Imlil is a small village in the high Atlas Mountains of Morocco located 1740 meters above sea level. A portrait of Imlil and the problems and prospects of Morocco's mountain populations appeared in 1984 in the book by James A. Miller called Imlil and published by Westview Press). It is close to the mountain Jebel Toubkal, the highest peak in Northern Africa. Imlil makes a good base for attempting to summit Toubkal.
Imlil is the center of mountain tourism in Morocco due to its unique position. From here, 90% of visitors head up to Toubkal, the highest mountain in Morocco. Imlil is the end of the tarmac road, and is a natural place to hire mountain guides and mules for the onward trek.
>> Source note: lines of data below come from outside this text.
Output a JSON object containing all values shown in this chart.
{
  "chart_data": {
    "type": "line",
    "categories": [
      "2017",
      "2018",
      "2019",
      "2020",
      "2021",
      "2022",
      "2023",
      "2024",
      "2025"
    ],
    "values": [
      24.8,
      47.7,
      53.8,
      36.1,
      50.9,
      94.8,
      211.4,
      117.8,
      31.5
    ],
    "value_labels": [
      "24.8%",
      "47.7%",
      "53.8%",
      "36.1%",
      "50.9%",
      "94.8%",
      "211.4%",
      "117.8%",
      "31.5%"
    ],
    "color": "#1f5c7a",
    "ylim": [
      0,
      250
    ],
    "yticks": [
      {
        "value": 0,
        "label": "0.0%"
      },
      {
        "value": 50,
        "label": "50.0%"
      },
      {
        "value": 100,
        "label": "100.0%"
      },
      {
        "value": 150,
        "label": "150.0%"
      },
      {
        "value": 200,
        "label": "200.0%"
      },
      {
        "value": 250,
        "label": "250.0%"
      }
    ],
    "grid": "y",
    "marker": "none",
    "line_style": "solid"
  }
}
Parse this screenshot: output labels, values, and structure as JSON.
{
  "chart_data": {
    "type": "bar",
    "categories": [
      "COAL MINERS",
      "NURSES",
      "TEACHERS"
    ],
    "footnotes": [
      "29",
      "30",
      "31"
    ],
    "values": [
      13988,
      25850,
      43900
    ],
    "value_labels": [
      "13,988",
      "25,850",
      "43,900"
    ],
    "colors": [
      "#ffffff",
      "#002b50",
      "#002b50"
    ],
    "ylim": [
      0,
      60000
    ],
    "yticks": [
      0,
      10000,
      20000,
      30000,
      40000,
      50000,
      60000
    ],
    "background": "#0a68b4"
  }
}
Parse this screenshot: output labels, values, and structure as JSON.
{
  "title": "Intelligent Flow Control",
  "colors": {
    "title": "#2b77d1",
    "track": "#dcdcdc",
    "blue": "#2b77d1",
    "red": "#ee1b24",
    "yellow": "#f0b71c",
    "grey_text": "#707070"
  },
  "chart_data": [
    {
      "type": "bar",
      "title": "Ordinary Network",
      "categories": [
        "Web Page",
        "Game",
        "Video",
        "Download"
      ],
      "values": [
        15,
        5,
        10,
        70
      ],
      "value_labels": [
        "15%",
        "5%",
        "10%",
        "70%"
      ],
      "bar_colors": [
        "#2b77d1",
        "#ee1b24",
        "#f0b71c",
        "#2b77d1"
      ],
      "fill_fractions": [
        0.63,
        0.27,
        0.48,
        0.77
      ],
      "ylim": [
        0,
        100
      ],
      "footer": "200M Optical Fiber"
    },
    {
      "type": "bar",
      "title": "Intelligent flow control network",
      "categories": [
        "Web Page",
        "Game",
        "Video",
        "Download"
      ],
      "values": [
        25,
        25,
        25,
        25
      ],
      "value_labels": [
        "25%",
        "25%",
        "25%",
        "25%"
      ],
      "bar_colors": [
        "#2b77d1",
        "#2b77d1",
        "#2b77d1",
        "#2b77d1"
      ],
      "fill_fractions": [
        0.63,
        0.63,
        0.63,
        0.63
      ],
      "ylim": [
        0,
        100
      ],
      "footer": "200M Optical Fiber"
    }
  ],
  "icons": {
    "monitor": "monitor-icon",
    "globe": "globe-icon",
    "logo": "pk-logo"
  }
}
Imlil as a village is a relatively new creation. It was created to cater for the amount of tourists pouring through en route to Toubkal. The original communities still exist in the valleys around: Tamatert; Ait Souka; Tagadirt; Acheim; Taourirt n'Ait Mizane; Mzikene; and Arhrene.
Before the advent of mountain tourism, the Imlil area was well known for its walnuts, apples, and cherry production. While these are still important to the local economy, they have been eclipsed by tourism. Both mountain tourists and Moroccans come to Imli seeking a cool relief from the heat of the Haouz.